Spiral galaxies like the Milky Way are thought to design themselves into lentil-shaped or lenticular masses of cosmic matter, astronomer Alister Graham reported in the July Monthly Notices of the Royal Astronomical Society. If correct, Graham’s proposed change in the galactic evolution would rewrite the history of the Milky Way.
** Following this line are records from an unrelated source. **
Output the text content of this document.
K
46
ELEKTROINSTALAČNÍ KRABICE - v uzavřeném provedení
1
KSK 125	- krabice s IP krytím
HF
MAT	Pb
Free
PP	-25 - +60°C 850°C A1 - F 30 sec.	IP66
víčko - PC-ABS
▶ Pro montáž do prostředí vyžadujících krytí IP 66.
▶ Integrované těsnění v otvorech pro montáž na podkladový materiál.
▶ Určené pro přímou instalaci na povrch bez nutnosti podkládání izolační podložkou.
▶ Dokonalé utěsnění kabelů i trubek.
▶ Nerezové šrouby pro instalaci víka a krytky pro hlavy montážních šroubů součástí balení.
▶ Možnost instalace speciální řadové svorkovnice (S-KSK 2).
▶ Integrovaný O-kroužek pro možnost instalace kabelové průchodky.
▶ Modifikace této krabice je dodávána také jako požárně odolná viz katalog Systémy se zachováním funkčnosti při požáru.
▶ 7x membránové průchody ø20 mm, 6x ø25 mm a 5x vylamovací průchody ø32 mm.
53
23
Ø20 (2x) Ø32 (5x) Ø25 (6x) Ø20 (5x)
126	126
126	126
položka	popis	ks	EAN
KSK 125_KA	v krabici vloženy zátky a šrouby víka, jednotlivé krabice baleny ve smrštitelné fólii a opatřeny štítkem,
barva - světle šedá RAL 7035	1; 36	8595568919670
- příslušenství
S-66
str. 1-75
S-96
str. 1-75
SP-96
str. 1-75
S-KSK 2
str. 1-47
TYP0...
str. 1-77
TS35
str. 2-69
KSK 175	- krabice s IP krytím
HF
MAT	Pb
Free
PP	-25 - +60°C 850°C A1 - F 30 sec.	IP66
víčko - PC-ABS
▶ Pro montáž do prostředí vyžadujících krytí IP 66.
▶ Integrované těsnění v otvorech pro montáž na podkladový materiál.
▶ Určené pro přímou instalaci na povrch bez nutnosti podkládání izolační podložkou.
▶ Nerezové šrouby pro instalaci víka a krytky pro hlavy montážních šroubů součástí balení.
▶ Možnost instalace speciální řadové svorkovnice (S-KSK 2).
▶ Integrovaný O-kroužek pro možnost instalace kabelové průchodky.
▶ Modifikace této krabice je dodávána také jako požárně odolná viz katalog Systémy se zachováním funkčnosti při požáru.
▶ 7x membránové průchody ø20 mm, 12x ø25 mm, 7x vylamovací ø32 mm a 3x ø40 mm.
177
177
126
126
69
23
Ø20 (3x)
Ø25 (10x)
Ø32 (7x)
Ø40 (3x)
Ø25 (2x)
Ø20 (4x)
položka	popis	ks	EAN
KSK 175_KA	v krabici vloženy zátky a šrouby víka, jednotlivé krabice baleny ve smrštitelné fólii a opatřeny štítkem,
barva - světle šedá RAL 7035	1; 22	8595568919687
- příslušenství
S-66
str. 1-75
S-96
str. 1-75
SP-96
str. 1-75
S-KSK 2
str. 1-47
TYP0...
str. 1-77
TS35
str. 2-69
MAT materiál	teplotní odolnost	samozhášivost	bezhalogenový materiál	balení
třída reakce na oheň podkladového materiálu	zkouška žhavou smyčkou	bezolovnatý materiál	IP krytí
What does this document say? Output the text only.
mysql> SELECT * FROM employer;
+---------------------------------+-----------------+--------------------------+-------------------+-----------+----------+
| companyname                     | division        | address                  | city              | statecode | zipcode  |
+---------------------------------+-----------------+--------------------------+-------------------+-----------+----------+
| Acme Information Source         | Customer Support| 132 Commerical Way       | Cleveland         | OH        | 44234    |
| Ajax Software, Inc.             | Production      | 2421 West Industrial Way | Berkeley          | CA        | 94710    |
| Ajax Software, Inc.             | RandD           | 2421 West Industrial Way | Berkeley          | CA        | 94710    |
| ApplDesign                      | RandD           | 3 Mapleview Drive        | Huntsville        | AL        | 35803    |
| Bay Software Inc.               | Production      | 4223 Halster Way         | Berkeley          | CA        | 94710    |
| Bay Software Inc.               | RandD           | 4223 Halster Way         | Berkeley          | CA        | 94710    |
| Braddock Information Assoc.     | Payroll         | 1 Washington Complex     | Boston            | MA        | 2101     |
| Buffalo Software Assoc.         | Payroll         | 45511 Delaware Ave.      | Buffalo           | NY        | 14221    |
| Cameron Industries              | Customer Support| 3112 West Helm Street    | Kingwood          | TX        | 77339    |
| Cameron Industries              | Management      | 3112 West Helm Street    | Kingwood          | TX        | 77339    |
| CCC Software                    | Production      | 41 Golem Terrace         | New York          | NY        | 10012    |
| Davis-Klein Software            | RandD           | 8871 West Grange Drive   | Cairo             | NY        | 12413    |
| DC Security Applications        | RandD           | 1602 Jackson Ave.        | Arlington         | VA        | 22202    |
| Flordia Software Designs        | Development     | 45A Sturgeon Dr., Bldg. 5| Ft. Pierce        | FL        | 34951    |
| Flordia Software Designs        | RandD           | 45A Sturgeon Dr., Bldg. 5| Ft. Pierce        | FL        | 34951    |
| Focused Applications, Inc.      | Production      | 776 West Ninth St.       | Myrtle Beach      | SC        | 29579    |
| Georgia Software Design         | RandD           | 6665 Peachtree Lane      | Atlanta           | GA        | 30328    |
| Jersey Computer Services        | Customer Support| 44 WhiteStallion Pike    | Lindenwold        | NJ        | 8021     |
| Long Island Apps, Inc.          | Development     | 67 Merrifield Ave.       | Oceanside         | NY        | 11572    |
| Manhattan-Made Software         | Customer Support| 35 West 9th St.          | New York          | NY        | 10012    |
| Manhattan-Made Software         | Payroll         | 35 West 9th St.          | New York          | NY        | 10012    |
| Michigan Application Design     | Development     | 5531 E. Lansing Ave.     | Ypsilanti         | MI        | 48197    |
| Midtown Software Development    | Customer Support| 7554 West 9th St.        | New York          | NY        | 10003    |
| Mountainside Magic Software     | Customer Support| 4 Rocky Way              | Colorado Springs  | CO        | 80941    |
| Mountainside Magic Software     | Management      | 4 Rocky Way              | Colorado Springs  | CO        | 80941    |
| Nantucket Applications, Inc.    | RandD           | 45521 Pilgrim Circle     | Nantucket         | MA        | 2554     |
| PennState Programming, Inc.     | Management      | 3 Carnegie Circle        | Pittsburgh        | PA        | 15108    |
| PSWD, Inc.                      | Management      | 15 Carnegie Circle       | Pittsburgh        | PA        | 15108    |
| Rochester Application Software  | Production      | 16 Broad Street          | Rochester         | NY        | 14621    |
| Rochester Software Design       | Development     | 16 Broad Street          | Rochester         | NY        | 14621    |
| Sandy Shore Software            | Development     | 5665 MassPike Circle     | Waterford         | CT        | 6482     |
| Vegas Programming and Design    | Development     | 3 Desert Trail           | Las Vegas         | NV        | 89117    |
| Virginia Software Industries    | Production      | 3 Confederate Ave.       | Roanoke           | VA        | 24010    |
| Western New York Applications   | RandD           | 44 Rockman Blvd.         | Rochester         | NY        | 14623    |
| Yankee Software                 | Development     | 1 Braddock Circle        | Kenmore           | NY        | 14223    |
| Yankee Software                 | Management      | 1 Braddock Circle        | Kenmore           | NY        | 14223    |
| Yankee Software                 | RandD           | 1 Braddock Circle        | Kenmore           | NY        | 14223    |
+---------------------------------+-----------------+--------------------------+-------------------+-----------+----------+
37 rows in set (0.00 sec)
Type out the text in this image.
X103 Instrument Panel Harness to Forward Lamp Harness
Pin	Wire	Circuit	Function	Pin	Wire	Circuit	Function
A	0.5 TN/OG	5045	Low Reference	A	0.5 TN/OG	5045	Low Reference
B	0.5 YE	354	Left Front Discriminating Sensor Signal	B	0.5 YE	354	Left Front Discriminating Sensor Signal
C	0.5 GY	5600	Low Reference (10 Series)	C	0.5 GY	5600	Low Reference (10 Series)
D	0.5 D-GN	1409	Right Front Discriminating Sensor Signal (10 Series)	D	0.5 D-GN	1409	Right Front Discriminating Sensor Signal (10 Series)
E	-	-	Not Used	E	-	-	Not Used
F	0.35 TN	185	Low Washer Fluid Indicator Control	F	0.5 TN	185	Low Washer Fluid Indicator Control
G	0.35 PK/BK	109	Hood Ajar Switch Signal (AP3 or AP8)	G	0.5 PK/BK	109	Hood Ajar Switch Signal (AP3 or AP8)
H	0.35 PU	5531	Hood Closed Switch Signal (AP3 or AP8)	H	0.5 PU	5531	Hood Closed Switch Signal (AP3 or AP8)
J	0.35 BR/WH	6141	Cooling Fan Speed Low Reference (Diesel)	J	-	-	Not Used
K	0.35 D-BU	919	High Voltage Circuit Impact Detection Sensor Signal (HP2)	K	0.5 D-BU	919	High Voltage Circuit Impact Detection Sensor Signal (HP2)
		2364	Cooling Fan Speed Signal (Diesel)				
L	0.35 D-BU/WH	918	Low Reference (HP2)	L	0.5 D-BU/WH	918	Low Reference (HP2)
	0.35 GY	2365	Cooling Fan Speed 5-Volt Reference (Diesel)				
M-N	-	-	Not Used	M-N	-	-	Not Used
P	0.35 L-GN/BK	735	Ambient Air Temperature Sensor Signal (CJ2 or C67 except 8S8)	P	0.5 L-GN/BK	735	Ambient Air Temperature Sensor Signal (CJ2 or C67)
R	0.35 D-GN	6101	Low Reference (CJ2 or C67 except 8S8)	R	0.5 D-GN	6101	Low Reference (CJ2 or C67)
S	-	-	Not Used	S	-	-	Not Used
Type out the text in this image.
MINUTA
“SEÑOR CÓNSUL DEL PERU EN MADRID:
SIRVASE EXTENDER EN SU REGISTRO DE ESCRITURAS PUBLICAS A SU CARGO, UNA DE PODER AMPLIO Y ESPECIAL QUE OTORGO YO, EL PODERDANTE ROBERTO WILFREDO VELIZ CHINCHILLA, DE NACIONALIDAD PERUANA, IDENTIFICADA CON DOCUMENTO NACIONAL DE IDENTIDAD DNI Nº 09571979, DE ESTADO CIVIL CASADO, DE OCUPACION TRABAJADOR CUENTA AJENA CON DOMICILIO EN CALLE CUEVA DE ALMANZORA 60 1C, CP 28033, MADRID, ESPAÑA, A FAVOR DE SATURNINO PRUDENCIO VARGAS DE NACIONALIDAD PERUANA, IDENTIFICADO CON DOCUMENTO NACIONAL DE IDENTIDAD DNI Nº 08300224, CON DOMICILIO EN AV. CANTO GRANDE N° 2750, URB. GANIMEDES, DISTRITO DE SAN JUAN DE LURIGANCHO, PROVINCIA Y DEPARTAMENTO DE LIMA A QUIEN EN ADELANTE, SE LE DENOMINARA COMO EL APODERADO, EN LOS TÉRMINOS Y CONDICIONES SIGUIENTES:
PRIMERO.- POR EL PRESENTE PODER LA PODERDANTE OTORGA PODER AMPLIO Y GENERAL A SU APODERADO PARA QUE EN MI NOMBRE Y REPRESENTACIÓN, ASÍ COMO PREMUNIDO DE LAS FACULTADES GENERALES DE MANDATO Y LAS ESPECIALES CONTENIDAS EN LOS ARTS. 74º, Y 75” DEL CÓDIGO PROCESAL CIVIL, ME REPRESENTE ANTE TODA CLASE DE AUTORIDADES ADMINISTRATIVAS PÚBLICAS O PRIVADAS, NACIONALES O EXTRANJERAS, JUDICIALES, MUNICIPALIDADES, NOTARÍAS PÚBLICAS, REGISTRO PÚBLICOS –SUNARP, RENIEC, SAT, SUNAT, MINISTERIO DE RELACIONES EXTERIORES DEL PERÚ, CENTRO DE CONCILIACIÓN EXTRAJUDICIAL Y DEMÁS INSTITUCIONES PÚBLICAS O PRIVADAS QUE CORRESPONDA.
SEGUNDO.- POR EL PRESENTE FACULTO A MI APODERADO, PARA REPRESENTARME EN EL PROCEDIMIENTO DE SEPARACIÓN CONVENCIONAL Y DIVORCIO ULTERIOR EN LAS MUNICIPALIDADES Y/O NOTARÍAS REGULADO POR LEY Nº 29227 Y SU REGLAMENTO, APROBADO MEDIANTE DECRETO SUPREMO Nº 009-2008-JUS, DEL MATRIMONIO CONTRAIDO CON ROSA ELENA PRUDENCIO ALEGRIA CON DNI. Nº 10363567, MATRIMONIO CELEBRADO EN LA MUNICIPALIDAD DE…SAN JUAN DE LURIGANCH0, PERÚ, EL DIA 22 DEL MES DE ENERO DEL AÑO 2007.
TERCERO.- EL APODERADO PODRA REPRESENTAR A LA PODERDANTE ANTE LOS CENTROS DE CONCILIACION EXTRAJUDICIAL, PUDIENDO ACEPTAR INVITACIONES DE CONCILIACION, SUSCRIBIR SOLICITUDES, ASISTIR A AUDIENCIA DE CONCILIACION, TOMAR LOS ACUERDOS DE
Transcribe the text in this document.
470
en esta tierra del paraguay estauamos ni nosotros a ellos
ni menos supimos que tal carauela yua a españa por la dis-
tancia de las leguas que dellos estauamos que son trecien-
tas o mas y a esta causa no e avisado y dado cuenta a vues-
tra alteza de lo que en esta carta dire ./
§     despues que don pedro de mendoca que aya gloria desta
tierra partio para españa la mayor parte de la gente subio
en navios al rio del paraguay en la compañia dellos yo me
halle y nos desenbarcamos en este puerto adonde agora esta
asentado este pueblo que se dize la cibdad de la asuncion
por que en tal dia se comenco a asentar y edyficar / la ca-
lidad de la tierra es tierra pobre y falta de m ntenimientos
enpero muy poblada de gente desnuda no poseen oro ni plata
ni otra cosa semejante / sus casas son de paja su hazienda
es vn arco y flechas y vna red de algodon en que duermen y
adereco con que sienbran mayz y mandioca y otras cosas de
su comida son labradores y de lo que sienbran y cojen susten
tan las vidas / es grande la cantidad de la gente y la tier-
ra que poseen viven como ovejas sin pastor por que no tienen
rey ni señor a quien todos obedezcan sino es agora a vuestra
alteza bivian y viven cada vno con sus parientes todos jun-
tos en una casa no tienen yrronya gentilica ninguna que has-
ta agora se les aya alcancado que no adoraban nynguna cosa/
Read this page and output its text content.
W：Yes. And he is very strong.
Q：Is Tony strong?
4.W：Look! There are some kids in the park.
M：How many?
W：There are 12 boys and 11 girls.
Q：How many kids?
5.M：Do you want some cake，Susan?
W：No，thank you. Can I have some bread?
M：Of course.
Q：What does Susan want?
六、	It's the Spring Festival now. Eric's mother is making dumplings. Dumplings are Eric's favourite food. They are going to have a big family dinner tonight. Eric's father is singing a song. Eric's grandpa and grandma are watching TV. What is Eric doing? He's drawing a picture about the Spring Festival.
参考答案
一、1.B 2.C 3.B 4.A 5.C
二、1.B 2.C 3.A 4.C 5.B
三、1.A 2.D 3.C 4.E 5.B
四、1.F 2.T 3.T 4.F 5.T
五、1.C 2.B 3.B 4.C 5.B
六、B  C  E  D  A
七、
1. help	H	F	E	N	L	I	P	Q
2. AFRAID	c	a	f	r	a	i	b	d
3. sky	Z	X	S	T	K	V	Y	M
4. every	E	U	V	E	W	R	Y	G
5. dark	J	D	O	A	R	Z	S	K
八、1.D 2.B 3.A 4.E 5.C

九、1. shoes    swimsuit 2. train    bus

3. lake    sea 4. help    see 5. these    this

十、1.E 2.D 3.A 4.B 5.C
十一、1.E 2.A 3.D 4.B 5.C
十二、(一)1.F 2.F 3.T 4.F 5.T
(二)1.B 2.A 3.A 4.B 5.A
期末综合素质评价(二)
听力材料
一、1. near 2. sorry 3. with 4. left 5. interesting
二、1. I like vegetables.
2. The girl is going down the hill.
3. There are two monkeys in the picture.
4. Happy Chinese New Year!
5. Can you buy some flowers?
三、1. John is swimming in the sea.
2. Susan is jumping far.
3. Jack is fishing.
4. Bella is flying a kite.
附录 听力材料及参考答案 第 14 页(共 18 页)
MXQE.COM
“Lenticulars have always been sort of the abandoned stepchild of [galaxy] morphology,” says astronomer Christopher Conselice of the University of Manchester in England, who wasn’t involved in the study.
The stars in the lenticular galaxies protrude in the middle and thins out towards the edges, just like a lentil.
Unlike lenticular galaxies, spiral galaxies have lots of star-forming gas. Scientists are still unsure why lenticular galaxies don’t follow this phenomenon.
Graham, of Swinburne University of Technology in Hawthorn, Australia, found new clues to this mystery of galaxy evolution by considering black holes.
A supermassive black hole is included in the cosmic matter of most galaxies. At the time when galaxies merge, so do these black holes. This phenomenon makes the mass of a galaxy’s black hole a kind of record of its past collisions.